Get together as a team and enjoy your achievements as a team. Celebrate it and hold a short talk about what you all have gone through and the barriers you managed to go around. Send a clear signal to everybody within the team that the job is done and say: “Yes, we did it. Thanks to all of you!”.
- Personally Thank Each Team Member.
As a Project Manager you should show your team your respect whenever they have done something great. Keep in mind that you need the team, you report to senior management and must ensure that the team keeps doing well. Tell each member how much you appreciate their commitment. They will appreciate it as much as you do and probably keep doing well because they feel they owe you.
- Reward The Team With More Flexibility.
One way of rewarding a team is to tell the team members and to show the team members that you trust them and that you would like to give them something that underlines that, more flexibility. More flexibility will give a team more freedom and it will give them more time to develop themselves. You reward the team with more flexibility and will in return get an even more motivated team.
- Celebrate With Senior Management.
A genuine thank can leave a more lasting impression and it will leave a deep entrenched respect. You don’t need the senior management to stay for very long. It’s just that they show up and say some words about the great effort and the importance of having great teams.
Once again, become real friends with the people you work with. You probably spend more time or the same amount of time with them as with your own family. Have fun and celebrate.
Invite The Operations Team.
I want responsibility. I always wanted responsibility like many others. Some years back I got responsibility for the production environment for a start up company I worked for. Actually we all were responsible. But that’s not the point. The point is that we run the entire chain from dev to ops. We were responsible and we owned the system. Unless you work in a small company like I did you probably have a operations team that you never have met? I met the guy from the ops team one year after I started in a larger nordic organization. Everything outside our test environments was like Africa, a huge area I am not familiar with. But I really wanted to so I feel a stronger ownership. After a restructure in this organization I worked for the ops guy became part of our team, a great change. Suddenly our services and apps go out into production in a speed I never have seen before in that organization. It is like magic having ONE TEAM that does everything.
As a starting point the operations team should visit your team. Start to collaborate and really work together. Try to get as much responsibility as possible.

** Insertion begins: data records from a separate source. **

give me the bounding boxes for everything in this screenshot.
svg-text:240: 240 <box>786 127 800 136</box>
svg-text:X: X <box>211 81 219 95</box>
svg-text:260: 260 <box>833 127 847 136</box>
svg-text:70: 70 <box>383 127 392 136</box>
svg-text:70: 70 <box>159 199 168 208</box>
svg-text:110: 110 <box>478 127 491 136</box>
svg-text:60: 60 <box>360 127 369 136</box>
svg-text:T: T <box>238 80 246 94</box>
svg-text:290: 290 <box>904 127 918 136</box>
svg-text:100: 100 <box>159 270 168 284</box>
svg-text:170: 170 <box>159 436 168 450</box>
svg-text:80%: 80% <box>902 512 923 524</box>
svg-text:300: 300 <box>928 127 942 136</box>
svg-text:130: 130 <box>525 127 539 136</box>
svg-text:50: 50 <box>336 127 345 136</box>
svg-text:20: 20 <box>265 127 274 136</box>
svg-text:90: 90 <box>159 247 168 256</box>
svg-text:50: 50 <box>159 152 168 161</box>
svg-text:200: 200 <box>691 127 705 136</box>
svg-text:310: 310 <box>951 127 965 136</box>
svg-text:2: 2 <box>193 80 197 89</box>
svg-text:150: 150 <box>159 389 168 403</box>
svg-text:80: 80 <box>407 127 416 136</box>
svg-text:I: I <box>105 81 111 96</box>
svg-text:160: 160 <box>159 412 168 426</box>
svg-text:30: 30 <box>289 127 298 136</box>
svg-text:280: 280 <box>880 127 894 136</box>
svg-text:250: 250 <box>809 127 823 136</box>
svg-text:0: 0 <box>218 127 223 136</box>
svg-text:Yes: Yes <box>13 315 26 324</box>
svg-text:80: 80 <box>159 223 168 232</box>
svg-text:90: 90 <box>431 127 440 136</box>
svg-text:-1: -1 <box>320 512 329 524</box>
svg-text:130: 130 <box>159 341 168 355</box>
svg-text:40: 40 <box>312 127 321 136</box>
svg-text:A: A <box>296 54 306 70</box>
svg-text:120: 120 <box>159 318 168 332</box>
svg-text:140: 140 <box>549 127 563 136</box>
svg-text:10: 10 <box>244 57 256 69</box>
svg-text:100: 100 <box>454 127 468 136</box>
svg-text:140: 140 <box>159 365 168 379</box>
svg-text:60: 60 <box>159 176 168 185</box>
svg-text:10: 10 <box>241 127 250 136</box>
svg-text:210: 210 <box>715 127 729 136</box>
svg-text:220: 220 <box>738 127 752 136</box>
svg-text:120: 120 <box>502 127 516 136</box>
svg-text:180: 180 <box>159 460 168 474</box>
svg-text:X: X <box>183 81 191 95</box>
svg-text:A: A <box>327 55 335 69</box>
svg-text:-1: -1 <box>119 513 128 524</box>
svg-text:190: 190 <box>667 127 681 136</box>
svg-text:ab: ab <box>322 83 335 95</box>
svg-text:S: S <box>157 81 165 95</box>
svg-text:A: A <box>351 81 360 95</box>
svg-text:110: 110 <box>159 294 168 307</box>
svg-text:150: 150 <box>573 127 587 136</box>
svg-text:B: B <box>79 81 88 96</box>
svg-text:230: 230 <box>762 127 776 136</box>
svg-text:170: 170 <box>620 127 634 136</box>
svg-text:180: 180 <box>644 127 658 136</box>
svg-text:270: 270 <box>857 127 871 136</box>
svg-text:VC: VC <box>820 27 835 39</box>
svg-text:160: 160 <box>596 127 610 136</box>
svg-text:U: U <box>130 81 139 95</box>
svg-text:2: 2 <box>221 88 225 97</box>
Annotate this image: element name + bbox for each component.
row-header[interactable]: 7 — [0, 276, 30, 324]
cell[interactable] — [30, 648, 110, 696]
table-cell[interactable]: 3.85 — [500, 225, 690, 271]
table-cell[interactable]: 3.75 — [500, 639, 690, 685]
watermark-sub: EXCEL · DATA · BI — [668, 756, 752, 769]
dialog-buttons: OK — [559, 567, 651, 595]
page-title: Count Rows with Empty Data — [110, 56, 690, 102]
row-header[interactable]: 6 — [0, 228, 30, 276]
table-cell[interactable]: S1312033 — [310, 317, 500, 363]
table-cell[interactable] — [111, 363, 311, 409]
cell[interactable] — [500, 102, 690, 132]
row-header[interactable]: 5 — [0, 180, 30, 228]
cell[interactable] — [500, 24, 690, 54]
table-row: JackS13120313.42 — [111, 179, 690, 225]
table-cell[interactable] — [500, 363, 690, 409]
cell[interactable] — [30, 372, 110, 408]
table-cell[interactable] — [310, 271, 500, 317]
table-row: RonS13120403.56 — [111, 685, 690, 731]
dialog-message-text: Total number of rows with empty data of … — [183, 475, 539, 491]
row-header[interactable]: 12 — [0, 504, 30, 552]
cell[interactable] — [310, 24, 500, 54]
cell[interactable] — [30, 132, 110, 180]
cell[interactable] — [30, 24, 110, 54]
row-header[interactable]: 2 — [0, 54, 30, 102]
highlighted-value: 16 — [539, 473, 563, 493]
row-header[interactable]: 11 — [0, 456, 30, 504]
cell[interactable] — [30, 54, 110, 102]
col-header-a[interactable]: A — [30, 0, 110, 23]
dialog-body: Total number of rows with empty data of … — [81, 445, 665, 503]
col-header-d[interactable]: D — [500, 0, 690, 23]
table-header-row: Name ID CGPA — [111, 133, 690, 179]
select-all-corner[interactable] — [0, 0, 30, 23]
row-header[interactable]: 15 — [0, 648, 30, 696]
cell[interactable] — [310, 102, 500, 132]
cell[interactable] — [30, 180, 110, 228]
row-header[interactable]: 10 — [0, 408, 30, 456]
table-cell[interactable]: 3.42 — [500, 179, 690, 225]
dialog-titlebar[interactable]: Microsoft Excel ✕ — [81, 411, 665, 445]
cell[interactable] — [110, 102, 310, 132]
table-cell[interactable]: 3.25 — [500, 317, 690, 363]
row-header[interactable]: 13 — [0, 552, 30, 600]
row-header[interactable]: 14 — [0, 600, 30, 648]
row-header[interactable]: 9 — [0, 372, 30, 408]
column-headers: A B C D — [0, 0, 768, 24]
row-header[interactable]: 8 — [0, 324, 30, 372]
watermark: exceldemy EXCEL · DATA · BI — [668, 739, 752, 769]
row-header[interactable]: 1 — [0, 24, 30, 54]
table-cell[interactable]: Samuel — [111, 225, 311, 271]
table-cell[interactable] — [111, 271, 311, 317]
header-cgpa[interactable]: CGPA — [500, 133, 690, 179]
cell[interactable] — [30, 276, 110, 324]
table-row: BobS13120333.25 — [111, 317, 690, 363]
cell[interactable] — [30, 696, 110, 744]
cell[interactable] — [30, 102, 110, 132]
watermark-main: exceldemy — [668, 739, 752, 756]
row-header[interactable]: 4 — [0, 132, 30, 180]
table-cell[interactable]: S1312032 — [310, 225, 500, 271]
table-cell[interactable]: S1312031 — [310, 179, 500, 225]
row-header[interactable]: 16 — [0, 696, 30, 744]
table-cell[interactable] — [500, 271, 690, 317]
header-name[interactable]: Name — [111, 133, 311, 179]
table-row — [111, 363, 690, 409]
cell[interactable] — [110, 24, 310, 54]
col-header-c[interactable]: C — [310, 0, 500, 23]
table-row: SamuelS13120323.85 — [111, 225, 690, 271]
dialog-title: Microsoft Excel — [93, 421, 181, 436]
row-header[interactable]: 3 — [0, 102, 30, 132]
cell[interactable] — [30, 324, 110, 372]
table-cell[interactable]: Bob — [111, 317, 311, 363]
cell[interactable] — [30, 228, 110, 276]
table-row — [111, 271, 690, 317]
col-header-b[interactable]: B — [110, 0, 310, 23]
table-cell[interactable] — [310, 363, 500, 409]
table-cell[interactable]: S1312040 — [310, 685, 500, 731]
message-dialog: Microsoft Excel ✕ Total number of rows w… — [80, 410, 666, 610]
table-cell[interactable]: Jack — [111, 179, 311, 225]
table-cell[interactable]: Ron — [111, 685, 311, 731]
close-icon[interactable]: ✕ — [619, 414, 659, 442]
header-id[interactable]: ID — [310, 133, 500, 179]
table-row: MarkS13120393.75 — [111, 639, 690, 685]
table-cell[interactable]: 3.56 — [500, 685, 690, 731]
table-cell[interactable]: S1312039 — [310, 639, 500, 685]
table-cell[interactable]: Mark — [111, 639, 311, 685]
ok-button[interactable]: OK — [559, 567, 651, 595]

Release One Feature at a Time.
Murphy’s law says: “Anything that can go wrong, will go wrong.”. And we all have experienced it many times. Just for a minute, imagine you released two applications and at the same time upgraded some firewall rules. Now, the system doesn’t respond anymore, ops. As an experienced developer in that particular area you’re probably lucky and find out the route cause of the problem pretty fast. But in a larger organisation with many silos it can become a real problem. Some weeks back I was one of 10 people joining a Task Force meeting trying to find out where requests were hanging. There are firewalls, clusters, load balancers and proxies and there are many, many people involved. Without talking together and working together you might end up in a mess. It sometimes felt like that. But there is not very much you can do about it except from changing the routine within the area where you are in charge. You can control what you release and you probably also know some people from other areas. Talk to them. Get to know each other. But most important make sure you know what fails when something fails. Limit the amount of changes that goes out to production at the same time. Rease one change after another. Be safe.
½ Step of Starting with DevOps.
I know you can’t start with all 9 suggestions I made in this article at the same time. I want you to pick one of them. Pick the one step you feel most comfortable with and start working now. I always need one very tiny little task to really being able to go the entire way afterwards. Maybe you feel the same way. Happy DevOps.